I'm in Brooklyn with my in-laws today. This is the first Thanksgiving I've ever spent without my mother and sisters. But it's appropriate that it be in New York for this holiday, because while two years ago I resolved never again to take for granted my family, my friends, this country or the city I'd like to consider my hometown (I was born in Chelsea but grew up elsewhere)--for whatever reason I'm far better at keeping that resolution when it comes to New York City than anything else.
So in that spirit, and because it's easier to write about places than people....
(this is elided from a longer poem I wrote not long ago, so it's somewhat choppy.)
We were born in Mount Sinai, Bellevue, St. Luke’s,
Kings County, Bronx-Lebanon, our parents’ apartments.
Grew up in Washington Heights, Park Slope, Brownsville,
Flushing, Mott Haven, Chelsea, Rockaway;
played in the shadows of skyscrapers,
were rocked to sleep by the 7 train, and
slowly awoke to the mysteries around us.
Or perhaps we came later, from across the Hudson,
or across the plains, or across the oceans.
From Hoboken, New Haven, Des Moines,
Montgomery, Albequerque, Tacoma.
From Hanoi, Damascus, Delhi, Freetown,
Santo Domingo, Pristina, Kuala Lumpur.
From lands unseen, and
cities unheard of, we came here.
To the “island sixteen miles long, solid-founded,”
ringed by eight bridges, four tunnels, and
three rivers that no one swims in.
To “Brooklyn of ample hills,” borough
of brownstones and boulevards. To the Bronx,
re-emerging from its own ashes, and
to Queens, to the rows of small, neat
adjoining houses with tiny backyards.
To this strange glittering city, that we
love so dearly but will never fully know.
II.
Those towers were our landmarks, our offices,
our eyesores, our way to orient ourselves
in the maze of lower Manhattan....
Most of us were lucky. No one we knew had died,
and so we were free to mourn our lesser griefs.

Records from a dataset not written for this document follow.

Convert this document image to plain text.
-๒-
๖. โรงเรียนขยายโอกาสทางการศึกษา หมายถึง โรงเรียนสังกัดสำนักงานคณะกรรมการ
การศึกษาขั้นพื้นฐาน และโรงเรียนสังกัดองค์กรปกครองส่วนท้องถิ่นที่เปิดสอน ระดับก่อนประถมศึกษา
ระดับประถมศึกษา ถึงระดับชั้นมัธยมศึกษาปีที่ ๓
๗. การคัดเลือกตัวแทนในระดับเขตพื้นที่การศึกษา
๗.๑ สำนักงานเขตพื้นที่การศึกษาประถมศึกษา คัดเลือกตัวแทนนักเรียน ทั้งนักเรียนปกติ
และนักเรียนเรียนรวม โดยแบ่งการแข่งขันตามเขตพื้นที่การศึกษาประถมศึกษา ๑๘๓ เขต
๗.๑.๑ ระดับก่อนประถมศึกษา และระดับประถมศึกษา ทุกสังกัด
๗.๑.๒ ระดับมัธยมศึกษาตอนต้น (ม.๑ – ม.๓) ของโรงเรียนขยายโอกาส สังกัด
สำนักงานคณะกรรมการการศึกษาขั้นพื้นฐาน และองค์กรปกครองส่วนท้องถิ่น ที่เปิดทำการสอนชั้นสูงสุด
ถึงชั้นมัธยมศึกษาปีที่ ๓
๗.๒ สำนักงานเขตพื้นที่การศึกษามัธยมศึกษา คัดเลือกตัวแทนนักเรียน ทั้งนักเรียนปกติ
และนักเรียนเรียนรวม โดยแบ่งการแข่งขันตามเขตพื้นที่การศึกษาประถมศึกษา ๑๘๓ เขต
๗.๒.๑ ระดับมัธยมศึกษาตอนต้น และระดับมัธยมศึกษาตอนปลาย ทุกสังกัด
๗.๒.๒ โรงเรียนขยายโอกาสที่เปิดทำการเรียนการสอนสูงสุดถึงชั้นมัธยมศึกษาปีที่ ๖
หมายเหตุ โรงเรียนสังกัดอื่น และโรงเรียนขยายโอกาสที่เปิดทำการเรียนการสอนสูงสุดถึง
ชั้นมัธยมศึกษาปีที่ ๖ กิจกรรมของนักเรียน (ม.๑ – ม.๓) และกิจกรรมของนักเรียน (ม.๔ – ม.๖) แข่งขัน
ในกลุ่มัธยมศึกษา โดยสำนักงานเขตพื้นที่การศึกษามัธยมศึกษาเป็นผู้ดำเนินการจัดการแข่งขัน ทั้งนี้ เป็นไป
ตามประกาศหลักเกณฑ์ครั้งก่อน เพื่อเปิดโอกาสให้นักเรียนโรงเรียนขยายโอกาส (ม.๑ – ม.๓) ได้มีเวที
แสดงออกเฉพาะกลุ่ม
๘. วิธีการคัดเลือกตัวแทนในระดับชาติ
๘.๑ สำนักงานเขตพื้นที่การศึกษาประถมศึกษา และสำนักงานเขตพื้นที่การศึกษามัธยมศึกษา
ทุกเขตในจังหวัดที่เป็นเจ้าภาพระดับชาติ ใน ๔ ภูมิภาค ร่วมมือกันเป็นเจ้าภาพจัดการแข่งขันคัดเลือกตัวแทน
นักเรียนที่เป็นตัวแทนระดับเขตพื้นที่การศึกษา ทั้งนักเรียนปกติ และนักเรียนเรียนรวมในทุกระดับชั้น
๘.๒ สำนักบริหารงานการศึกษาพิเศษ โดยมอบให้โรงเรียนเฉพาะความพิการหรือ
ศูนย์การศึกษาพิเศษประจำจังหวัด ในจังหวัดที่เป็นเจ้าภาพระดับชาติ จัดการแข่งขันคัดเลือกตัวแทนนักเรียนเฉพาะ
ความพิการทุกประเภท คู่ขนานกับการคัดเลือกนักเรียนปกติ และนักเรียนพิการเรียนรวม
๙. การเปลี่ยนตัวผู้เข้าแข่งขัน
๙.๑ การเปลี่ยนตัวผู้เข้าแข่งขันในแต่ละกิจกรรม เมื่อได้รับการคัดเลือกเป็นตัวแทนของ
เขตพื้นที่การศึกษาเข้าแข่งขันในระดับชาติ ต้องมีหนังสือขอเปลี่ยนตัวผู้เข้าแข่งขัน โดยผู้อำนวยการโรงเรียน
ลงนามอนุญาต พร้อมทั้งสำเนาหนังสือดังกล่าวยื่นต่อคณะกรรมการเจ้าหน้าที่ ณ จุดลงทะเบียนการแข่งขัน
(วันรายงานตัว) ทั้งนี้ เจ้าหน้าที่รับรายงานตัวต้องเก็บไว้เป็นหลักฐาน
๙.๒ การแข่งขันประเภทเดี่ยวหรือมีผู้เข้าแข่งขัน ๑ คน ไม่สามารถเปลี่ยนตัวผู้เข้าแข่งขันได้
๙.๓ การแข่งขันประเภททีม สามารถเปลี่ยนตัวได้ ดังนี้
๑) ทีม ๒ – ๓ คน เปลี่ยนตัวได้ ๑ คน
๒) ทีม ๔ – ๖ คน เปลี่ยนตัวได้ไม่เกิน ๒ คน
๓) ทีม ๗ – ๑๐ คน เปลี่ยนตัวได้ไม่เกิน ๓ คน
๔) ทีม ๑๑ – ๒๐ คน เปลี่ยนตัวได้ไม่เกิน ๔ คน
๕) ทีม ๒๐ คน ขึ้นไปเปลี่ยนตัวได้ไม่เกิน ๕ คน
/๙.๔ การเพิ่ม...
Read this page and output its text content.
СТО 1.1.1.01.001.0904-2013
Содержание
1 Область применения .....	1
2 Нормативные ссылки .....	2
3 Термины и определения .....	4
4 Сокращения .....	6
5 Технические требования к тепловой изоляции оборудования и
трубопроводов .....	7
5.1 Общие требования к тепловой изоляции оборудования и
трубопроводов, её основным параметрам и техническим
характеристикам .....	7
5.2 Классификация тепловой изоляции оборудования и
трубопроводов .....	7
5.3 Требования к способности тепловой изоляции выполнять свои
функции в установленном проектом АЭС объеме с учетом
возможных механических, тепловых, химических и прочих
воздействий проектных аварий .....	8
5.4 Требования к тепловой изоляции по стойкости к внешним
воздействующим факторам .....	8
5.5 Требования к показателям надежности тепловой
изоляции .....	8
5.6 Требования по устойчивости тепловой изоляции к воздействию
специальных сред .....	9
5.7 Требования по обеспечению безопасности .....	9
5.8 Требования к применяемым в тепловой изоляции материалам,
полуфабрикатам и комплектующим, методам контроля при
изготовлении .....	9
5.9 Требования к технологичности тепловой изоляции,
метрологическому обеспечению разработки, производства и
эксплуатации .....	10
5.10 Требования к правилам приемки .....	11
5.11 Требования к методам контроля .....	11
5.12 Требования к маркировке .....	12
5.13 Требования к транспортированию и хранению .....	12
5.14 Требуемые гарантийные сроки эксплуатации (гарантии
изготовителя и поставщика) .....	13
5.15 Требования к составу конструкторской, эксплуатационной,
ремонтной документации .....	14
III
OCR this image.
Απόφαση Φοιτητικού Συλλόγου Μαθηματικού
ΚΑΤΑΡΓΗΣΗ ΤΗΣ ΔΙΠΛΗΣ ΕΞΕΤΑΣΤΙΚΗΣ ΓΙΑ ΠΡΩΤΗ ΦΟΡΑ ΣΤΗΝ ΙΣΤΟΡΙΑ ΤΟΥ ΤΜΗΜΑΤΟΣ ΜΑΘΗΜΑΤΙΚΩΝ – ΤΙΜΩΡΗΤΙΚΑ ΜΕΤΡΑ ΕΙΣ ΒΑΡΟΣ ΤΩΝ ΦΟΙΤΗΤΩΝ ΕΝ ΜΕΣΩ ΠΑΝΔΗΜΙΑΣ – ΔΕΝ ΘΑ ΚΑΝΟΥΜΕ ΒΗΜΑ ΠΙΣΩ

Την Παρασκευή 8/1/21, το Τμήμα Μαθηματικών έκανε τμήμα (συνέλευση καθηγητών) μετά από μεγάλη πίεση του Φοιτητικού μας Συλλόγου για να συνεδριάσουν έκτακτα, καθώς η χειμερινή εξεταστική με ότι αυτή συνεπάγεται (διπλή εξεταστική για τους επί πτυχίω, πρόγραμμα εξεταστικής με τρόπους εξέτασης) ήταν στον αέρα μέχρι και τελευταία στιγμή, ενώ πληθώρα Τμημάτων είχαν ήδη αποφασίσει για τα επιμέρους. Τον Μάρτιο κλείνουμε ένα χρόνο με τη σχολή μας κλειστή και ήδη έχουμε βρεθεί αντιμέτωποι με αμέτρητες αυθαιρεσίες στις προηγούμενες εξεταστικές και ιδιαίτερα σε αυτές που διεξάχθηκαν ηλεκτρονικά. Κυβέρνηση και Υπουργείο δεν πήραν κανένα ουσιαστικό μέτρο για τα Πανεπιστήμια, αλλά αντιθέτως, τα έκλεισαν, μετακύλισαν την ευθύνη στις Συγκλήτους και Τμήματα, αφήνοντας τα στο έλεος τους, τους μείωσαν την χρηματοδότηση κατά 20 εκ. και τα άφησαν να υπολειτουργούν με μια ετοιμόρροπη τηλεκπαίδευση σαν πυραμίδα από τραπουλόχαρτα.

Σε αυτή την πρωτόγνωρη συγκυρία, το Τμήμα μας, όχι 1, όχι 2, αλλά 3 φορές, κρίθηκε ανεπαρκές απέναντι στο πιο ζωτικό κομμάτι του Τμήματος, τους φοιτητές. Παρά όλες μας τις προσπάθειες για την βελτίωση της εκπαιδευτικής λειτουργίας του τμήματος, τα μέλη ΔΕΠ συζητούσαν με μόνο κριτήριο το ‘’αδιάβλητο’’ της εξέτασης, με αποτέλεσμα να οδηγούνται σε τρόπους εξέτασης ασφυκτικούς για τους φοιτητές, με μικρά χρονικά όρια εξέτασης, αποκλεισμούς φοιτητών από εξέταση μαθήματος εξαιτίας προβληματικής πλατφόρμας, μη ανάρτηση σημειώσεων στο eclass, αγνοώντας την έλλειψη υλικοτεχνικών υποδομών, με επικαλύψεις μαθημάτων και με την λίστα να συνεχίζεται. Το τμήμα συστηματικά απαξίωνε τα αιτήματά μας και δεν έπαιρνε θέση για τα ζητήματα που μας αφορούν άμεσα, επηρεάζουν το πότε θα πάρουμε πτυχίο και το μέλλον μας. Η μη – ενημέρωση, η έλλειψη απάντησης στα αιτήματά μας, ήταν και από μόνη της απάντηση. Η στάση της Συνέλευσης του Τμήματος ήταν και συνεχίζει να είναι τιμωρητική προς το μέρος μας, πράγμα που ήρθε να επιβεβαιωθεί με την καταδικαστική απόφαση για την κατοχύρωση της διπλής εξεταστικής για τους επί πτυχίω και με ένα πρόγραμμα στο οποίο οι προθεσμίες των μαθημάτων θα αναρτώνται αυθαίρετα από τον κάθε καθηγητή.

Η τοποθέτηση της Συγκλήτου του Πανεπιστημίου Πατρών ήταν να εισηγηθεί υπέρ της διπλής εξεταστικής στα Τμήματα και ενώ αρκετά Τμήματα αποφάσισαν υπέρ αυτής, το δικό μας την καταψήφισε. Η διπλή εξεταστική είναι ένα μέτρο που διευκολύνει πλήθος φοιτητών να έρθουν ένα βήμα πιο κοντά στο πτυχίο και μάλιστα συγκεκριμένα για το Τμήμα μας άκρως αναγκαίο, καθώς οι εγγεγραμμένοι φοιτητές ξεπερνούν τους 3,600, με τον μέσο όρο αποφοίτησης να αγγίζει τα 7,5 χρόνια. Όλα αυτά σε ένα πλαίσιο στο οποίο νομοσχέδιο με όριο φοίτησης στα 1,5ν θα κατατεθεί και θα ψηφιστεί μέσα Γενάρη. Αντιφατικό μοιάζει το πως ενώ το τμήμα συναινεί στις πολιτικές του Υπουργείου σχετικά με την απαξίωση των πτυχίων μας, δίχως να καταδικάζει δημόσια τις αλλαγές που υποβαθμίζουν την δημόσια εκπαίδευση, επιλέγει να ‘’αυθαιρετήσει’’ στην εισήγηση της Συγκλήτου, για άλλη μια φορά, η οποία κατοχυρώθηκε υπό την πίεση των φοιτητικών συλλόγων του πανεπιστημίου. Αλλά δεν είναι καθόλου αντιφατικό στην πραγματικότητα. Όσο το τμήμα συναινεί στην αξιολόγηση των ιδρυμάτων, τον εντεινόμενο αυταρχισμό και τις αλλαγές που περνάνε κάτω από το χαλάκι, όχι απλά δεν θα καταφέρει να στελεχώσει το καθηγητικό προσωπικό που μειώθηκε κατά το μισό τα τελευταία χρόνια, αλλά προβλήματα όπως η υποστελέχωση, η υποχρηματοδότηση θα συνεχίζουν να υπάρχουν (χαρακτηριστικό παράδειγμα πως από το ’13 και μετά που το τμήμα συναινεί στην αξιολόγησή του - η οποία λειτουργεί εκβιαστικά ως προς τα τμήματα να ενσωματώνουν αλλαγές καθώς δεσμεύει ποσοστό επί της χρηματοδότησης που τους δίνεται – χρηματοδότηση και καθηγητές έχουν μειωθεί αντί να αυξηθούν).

We felt petty for this, with so many dead,
but found that we missed the buildings themselves,
like old acquaintances who had greeted us
nightly and were suddenly gone.
It was only then that we fully understood
how much we needed this place, all of it:
our small overpriced apartments, with unpredictable
thermostats and four-square-foot kitchens.
Our crowded sidewalks and squares, our bodegas,
our subway stations, our friends’ places, our museums.
Our collections of takeout menus, our pigeons,
our mildly insane cabbies, our nightly lullaby
of distant sirens. Our graceful spires of steel
and stone, and our stunted gingko trees.
Our city. Our birthplace or our promised land,
our capital of the world, our hometown.
("Island sixteen miles long, solid founded" and "Brooklyn of ample hills" are quotes from Walt Whitman.)
Happy Thanksgiving, wherever you are.
Welcome Home Katherine...and thanks for the lovely sentiments.
Happy Thanksgiving!
Posted by: Edward | November 27, 2003 at 10:54 AM
Happy thanksgiving!
And good luck with your great weblog.